Combinatorial optimization problems with uncertain costs and the OWA criterion

TL;DR

This paper explores a class of combinatorial optimization problems with uncertain costs, utilizing the OWA criterion to generalize traditional approaches and analyze their computational complexity and approximability.

Contribution

It introduces the use of the OWA aggregation operator in combinatorial optimization with uncertain costs, extending traditional criteria and providing new complexity and approximation results.

Findings

OWA generalizes max, min, average, Hurwicz, median criteria

Complexity results for minimizing OWA are established

Applicable to network and resource allocation problems

Abstract

In this paper a class of combinatorial optimization problems with uncertain costs is discussed. The uncertainty is modeled by specifying a discrete scenario set containing $K$ distinct cost scenarios.

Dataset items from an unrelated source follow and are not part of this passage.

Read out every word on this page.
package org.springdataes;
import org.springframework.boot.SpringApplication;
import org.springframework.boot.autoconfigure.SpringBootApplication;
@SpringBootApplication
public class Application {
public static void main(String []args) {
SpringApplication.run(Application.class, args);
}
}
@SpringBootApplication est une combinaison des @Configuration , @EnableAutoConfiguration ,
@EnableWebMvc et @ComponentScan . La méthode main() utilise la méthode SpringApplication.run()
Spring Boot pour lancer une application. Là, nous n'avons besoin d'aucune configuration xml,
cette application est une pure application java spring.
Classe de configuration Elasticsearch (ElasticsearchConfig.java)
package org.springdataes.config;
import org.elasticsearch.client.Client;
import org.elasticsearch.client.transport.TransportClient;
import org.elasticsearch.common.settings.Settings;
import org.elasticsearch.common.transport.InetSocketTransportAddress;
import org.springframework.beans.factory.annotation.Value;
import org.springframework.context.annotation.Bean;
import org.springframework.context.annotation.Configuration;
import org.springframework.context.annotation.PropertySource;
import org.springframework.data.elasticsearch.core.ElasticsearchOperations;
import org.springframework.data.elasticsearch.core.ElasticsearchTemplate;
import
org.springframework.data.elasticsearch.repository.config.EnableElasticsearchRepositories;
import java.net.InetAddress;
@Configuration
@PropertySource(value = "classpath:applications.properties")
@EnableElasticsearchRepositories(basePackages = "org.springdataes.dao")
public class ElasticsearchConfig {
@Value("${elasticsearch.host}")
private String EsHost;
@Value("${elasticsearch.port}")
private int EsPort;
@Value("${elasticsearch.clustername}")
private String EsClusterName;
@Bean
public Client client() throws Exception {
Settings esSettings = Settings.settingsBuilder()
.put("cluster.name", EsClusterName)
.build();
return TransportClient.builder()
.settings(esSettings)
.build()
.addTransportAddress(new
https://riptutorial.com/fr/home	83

The Ordered Weighted Averaging (OWA for short) aggregation operator is applied to choose a solution. The well-known criteria such as: the maximum, minimum, average, Hurwicz and median are special cases of OWA. By using OWA, the traditional min-max approach to combinatorial optimization problems with uncertain costs, often regarded as too conservative, can be generalized. The computational complexity and approximability of the problem of minimizing OWA for the considered class of problems are investigated and some new positive and negative results in this area are provided. These results remain valid for many important problems, such as network or resource allocation problems.